Teraz odwołaniami zajmie się Związkowy Trybunał Piłkarski. Szef tego organu Włodzimierz Głowacki powiedział dzisiaj "Przeglądowi Sportowemu", że nie wiadomo jeszcze kiedy rozpatrzona zostanie sprawa reprezentanta Polski.

Łukasz Piszczek zmienił zdanie

- Najpierw musimy zbadać, czy takie odwołanie spełnia wszystkie wymogi formalne, czasami trzeba poprosić o uzupełnienie dokumentów. Trybunał spotyka się średnio raz na dwa tygodnie - stwierdził w rozmowie z dziennikiem.

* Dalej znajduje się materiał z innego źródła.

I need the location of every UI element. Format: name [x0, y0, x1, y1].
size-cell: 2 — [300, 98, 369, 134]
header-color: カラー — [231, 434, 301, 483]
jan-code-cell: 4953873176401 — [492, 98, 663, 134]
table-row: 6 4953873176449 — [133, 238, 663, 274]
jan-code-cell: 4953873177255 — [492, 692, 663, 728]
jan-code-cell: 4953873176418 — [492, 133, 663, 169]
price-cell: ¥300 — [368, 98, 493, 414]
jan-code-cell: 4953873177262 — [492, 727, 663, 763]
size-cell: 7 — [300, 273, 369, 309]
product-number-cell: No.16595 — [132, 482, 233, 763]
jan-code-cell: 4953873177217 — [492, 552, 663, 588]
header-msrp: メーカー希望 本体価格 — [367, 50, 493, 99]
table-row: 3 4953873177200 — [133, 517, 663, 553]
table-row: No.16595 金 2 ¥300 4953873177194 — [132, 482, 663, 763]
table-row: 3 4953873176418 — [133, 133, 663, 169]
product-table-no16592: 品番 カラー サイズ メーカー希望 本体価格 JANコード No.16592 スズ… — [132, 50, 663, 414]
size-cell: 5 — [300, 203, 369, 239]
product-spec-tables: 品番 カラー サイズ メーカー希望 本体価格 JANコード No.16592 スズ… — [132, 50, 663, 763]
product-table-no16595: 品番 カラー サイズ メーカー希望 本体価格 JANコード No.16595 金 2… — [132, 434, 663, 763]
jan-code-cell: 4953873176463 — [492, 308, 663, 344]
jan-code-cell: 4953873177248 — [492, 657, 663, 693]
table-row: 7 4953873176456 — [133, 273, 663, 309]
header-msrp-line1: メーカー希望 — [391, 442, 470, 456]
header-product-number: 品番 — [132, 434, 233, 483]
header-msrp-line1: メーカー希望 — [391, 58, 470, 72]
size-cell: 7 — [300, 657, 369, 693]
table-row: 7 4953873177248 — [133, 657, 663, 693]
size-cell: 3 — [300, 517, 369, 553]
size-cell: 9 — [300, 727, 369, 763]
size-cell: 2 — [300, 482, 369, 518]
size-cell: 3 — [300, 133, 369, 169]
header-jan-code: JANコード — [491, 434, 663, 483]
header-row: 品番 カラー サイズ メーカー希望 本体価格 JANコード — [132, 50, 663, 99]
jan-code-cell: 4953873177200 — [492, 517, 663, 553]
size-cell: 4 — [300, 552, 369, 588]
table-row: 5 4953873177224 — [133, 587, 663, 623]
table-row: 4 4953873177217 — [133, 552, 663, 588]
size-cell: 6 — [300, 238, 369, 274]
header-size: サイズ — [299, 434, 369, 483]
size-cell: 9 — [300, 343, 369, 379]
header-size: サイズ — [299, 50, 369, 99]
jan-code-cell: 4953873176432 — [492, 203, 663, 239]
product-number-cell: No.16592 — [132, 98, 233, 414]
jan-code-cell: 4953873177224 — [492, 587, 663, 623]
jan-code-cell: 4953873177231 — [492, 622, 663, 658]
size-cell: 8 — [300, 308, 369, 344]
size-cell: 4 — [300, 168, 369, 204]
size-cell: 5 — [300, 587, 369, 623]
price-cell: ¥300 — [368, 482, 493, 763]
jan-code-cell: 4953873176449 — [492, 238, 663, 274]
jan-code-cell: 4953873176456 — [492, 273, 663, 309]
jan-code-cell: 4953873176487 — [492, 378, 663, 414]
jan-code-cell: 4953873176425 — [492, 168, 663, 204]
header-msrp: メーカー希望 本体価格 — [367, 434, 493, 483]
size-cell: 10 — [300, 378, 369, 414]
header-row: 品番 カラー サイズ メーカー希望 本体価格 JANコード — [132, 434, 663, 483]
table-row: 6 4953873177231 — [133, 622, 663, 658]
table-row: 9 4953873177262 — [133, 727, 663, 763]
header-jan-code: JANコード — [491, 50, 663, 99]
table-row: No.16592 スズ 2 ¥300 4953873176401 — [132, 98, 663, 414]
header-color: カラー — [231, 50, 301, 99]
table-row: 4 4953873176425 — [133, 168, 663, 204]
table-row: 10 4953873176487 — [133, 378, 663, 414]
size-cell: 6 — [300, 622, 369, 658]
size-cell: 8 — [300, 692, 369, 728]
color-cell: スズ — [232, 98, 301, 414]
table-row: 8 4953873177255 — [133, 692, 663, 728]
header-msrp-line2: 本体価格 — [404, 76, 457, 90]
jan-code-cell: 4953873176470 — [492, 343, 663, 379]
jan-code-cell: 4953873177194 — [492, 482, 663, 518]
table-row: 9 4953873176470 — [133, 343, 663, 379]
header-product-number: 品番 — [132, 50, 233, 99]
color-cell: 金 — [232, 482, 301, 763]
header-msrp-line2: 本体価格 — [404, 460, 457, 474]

Łukasz Piszczek został oskarżony przez wrocławską prokuraturę apelacyjną o udział w ustawieniu meczu jego ówczesnej drużyny Zagłębia Lubin z Cracovią w 2006 roku (mecz dał Zagłębiu awans do Pucharu UEFA) i dobrowolnie poddał się karze. Został skazany w czerwcu przez wrocławski sąd na karę roku więzienia w zawieszeniu na 3 lata, 100 tys. zł grzywny i zwrot 48,1 tys. zł. otrzymanej premii za awans do pucharu UEFA.

W lipcu zawodnik Borussii Dortmund został zdyskwalifikowany przez WD PZPN na pół roku. Mimo początkowych zapowiedzi, że nie będzie odwoływał się od tej kary ostatecznie zmienił zdanie.

Miało nie być nacisków ze strony PZPN

W spraiwe Łukasza Piszczka głos zabierał niedawno także szef piłkarskiej centrali - Grzegorz Lato. - Nie wyobrażam sobie, żeby Łukasz się nie odwołał. W przeciwnym razie będzie miał kłopoty sportowe również u siebie w Borussii Dortmund, przecież UEFA i FIFA zwracają szczególną uwagę na przypadki korupcji - powiedział prezes PZPN.

- Nie zamierzam naciskać na Związkowy Trybunał Piłkarski (komisja odwoławcza PZPN, do której może trafić odwołanie Piszczka - PAP), tak samo jak nie wywierałem żadnej presji na Wydział Dyscypliny. Nie wyjdę przed szereg. Poczekajmy, zawodnik ma jeszcze trochę czasu. Nie ja prowadzę tę sprawę - podkreślił Lato.

Sprawa Janusza Wójcika odroczona

Dzisiaj WD PZPN miał się też zająć sprawą oskarżonego o korupcję Janusza Wójcika. Jednak były trener reprezentacji Polski zażądał obecności adwokata na posiedzeniu i dlatego sprawa została przełożona na początek października.